I finally talked to Matt about it last night. He had some really good thoughts that I need to try to keep in mind. He told me that while I may be a failure in my own eyes, I am a success in his. He said that I have defeated myself every run in the last 4 weeks - and I see not being able to complete the runs as failure. But after each failure, I put my shoes back on, and try again the next day. He explained that not being able to finish is not failure. To be beaten 12 times, and to still get back out there every day and try again, is success. To be beaten 12 times, and quit - THAT is failure. He told me that I was an example for him and our kids that if you want something, you don't give up. You keep trying.

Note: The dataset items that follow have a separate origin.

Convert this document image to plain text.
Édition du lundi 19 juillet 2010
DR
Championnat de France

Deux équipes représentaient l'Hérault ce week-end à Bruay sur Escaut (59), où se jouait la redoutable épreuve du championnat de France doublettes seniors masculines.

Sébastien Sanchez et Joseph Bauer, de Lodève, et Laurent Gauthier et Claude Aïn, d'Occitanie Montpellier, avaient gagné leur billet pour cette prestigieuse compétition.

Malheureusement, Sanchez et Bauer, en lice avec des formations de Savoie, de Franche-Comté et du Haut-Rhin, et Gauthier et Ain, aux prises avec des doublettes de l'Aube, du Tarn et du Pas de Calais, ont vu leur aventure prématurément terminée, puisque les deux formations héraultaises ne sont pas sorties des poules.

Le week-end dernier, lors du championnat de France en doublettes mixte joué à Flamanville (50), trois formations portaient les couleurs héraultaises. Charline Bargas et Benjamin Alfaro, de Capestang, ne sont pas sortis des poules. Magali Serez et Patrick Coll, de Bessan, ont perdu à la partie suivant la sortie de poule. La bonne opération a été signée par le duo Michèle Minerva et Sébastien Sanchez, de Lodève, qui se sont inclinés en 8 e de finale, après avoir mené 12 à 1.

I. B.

I may not be running 20 minutes every day - but I am TRYING to run 20 minutes every day. That in itself is more than I used to do. This is just me. No one else is telling me to do this. No one else is telling me to lose weight, or to go running, or to lift weights. I have made a decision about my life, and I have stuck with it. I am eating better than I ever have. I am more conscious of my health and my body than I ever have been. To do what we do every day takes a lot of physical and mental strength, time, dedication, and discipline.
Each time I take the stairs instead of the elevator is a success.
Each time I grab a piece of fruit, instead of the bag of chips, is a success.
Each time I drink water instead of a Mt. Dew is a success.
Each time I set a goal, and achieve it, is a success.
And each time I put on my running shoes and try again, is a success. Regardless of the outcome.